Nina Berberova è al centro di questo libro, poiché riguarda la sua biografia, ma è interessata solo alla sua relazione con gli altri (la famosa “necessità” che descrive nella sua prefazione) e agli eventi che hanno avuto luogo. la rende ciò che è diventata quando ha scritto questo libro: una donna quasi novantenne con una magnifica storia da raccontare.

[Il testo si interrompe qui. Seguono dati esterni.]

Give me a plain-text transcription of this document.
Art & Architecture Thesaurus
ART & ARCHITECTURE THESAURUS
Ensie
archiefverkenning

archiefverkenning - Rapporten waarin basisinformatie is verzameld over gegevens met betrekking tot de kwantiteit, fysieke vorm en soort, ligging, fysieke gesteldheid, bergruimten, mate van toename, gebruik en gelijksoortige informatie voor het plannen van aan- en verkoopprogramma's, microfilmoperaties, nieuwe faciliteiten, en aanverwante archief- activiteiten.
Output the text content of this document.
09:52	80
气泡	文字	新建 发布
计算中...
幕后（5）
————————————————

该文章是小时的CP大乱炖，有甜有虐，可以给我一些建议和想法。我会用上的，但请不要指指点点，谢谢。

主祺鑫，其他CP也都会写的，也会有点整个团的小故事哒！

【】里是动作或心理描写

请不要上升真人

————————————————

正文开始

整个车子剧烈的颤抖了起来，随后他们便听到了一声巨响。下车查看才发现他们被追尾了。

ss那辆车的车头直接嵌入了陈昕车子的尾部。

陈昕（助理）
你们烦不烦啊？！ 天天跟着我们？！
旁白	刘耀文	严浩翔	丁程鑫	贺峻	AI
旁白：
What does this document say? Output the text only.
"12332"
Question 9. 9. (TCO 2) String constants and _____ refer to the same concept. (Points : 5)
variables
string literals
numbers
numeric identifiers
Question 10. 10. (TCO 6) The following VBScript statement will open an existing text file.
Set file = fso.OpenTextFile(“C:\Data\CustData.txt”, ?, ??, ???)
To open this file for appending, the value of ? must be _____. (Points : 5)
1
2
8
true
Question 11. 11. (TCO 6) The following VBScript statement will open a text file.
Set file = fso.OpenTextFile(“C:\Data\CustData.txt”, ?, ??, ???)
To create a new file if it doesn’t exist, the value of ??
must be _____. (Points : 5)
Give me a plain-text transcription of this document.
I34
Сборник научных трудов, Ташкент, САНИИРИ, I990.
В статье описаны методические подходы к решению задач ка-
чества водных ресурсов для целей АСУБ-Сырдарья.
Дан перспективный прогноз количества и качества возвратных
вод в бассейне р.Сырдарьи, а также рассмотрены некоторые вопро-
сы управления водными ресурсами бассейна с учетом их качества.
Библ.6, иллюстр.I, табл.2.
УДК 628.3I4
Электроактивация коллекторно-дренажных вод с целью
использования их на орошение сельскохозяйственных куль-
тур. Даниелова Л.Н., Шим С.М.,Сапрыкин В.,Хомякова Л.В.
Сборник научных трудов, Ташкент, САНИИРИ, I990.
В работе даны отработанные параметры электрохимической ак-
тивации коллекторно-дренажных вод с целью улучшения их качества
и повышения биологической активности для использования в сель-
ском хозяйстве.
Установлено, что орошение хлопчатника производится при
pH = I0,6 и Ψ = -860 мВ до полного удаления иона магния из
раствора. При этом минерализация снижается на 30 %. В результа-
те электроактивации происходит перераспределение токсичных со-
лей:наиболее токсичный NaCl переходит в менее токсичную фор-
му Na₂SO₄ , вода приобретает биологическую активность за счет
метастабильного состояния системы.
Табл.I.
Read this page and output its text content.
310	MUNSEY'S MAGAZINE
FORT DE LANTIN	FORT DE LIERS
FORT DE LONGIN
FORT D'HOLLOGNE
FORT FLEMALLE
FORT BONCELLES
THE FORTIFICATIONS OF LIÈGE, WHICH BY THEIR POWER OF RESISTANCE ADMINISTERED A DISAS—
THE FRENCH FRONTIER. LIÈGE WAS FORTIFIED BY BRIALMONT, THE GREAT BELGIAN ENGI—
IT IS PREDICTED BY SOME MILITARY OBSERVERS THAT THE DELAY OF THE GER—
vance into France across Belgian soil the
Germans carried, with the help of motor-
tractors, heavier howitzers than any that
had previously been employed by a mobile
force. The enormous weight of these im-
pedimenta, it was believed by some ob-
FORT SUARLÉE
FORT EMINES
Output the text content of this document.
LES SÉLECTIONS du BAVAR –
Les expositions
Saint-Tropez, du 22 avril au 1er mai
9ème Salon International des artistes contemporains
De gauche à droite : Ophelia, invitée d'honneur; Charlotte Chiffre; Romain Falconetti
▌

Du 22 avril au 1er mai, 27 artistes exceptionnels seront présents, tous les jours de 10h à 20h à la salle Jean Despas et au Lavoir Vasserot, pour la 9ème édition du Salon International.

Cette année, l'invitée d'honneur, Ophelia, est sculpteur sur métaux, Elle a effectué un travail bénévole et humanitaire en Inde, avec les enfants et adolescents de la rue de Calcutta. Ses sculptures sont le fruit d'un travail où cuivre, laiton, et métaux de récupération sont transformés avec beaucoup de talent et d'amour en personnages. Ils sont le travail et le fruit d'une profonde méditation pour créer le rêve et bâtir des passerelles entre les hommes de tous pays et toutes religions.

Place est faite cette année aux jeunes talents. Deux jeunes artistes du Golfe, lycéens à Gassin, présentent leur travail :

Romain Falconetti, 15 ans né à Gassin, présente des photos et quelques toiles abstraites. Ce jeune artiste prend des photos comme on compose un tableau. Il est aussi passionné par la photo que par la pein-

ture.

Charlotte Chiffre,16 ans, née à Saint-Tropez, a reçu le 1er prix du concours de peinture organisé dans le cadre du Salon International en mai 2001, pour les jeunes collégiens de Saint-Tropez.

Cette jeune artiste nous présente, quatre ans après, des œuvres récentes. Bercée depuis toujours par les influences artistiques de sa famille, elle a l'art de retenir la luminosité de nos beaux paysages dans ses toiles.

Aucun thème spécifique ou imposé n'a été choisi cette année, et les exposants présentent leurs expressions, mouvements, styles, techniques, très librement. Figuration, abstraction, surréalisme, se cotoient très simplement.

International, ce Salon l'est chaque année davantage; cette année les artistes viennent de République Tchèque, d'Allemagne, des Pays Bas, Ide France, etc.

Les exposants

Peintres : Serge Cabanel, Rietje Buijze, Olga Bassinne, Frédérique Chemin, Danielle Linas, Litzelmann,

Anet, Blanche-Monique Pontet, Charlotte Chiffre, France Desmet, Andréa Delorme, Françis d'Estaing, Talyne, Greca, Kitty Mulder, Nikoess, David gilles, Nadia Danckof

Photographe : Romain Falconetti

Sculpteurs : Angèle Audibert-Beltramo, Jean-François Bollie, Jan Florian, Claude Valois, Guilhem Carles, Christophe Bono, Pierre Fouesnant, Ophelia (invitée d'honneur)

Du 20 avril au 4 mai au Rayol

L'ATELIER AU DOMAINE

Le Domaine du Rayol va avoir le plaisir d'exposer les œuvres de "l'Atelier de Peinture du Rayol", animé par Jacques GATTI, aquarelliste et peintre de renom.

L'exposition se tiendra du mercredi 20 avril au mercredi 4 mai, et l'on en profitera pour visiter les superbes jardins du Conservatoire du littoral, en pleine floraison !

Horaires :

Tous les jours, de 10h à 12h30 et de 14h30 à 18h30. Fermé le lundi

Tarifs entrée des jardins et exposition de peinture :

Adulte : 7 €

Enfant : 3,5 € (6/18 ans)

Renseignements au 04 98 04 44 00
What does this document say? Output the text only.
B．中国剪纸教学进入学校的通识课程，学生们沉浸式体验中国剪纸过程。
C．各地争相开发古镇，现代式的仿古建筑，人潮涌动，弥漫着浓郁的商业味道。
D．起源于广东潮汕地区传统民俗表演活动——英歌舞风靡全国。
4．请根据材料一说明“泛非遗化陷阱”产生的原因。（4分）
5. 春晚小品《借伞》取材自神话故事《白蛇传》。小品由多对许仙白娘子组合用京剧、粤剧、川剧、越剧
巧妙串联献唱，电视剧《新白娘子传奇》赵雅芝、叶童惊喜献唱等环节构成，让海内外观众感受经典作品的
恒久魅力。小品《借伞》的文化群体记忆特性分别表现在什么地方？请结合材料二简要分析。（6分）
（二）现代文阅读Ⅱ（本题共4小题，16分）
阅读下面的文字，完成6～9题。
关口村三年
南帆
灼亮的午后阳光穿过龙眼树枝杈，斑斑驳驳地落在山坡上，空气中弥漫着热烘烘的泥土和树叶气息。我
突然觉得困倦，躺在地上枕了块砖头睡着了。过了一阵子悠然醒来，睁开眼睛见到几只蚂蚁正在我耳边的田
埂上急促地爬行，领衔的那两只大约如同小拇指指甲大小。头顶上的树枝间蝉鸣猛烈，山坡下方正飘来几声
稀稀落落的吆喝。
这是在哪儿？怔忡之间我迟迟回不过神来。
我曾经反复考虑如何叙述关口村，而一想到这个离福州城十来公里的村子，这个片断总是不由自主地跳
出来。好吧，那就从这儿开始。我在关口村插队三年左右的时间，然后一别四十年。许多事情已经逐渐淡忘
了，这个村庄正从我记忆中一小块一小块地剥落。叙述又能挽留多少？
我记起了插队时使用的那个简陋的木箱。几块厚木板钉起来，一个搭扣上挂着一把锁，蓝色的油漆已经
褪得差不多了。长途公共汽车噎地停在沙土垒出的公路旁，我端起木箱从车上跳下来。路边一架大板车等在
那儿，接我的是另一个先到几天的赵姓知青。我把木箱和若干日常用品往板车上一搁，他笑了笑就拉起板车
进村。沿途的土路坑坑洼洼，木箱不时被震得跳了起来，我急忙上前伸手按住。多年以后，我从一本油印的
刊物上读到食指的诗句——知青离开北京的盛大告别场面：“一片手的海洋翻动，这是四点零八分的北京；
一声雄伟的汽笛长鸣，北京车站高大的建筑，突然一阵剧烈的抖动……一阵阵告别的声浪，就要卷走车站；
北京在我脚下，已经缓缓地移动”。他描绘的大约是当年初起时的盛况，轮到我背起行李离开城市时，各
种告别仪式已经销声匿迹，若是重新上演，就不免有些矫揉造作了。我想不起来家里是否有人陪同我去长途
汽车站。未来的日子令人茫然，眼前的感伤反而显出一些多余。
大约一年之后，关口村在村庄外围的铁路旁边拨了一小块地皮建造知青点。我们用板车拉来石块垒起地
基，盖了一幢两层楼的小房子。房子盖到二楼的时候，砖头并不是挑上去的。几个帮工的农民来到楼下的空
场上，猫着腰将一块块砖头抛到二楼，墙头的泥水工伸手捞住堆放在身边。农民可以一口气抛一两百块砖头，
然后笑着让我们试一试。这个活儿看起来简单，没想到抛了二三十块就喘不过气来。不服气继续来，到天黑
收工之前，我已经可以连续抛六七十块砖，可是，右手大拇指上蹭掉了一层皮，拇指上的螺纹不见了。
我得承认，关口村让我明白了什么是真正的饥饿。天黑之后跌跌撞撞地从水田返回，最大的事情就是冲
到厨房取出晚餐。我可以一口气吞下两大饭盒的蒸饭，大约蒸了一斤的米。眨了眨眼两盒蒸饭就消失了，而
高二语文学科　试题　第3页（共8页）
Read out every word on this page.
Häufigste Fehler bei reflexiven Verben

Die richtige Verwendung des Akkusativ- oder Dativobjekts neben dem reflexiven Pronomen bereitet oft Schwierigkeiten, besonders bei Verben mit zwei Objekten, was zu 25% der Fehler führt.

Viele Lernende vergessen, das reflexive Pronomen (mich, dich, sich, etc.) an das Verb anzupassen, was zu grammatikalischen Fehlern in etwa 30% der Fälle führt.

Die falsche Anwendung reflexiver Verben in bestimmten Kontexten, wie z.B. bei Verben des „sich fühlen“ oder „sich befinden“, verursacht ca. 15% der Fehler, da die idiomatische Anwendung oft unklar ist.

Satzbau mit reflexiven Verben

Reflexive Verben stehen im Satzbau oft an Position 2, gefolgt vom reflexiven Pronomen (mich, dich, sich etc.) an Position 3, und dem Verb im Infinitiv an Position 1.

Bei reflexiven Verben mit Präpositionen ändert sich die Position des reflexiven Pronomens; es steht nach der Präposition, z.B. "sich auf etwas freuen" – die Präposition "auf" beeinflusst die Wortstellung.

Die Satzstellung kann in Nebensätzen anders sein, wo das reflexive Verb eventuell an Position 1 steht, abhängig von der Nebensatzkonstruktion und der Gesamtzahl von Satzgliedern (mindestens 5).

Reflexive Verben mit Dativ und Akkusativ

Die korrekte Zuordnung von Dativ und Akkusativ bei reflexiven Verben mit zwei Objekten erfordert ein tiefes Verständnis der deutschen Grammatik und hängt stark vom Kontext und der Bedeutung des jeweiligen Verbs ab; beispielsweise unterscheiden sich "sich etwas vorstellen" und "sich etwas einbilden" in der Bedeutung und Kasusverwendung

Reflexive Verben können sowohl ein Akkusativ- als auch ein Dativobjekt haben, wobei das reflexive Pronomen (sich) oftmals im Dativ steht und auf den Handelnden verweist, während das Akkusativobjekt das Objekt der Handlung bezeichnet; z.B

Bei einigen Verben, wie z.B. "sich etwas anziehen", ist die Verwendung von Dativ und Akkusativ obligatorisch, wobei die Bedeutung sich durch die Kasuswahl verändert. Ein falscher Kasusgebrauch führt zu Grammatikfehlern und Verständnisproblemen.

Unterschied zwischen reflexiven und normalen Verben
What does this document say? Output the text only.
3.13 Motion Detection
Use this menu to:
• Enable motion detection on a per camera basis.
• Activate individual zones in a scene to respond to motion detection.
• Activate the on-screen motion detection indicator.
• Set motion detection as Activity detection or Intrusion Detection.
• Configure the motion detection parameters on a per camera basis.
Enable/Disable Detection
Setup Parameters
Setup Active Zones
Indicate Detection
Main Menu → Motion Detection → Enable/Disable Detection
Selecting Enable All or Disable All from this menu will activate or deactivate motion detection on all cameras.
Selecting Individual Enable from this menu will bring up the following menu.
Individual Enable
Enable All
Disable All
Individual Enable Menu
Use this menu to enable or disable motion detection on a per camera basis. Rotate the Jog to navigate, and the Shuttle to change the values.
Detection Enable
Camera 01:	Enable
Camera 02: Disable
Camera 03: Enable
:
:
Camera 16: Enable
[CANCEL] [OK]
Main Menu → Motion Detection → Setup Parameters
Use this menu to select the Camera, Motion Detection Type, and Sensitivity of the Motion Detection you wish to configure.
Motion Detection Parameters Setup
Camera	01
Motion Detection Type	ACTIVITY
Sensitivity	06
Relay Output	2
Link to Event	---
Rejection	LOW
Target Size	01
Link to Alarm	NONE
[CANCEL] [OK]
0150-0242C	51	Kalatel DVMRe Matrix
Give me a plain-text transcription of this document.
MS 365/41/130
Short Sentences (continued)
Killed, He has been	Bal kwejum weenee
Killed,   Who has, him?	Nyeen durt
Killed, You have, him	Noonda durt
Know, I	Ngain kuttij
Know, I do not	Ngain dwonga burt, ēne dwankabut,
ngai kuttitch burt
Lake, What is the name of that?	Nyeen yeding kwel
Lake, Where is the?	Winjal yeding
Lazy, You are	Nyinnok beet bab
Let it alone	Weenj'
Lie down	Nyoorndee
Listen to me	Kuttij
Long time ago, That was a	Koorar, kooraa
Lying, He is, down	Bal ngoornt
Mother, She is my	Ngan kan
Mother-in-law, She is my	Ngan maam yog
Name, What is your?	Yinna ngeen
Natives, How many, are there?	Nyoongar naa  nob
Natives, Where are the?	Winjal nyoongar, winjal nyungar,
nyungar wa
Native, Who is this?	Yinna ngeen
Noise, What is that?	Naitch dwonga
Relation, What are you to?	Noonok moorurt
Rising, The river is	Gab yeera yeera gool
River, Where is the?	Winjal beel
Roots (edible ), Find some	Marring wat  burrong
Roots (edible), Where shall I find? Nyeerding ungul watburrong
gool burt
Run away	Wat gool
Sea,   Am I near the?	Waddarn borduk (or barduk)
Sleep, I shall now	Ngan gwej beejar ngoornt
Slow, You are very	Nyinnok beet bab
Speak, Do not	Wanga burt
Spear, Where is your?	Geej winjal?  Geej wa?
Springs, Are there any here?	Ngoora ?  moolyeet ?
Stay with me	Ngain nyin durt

Forse il nome, o il Mood, la colonna sonora appartiene a Nina Simone. Dall’album “’Nuff Said!” registrato dal vivo durante un concerto al NYCB Theater at Westbury ‎‎(allora chiamato Westbury Music Fair) il 7 aprile 1968. In Ain’t Got No / I Got Life‎ sono riassunti in un solo brano l’opposizione alla società americana di allora (“io non ho ‎nulla, non sono come mi volete voi”) ed alla guerra in Vietnam. La canzone, dopo una parte iniziale che descrive la mancanza di tutto, le conseguenze fisiche di chi vive la guerra, conclude così:

I’ve got life I’ve got my freedom I’ve got life
I’ve got life and I’m gonna keep it
I’ve got life nobody’s gonna take it

Due donne dallo stesso nome che hanno raccontato in modo diverso la loro vita durante un conflitto bellico. Con questo non mi resta che augurarvi buona lettura e buon ascolto!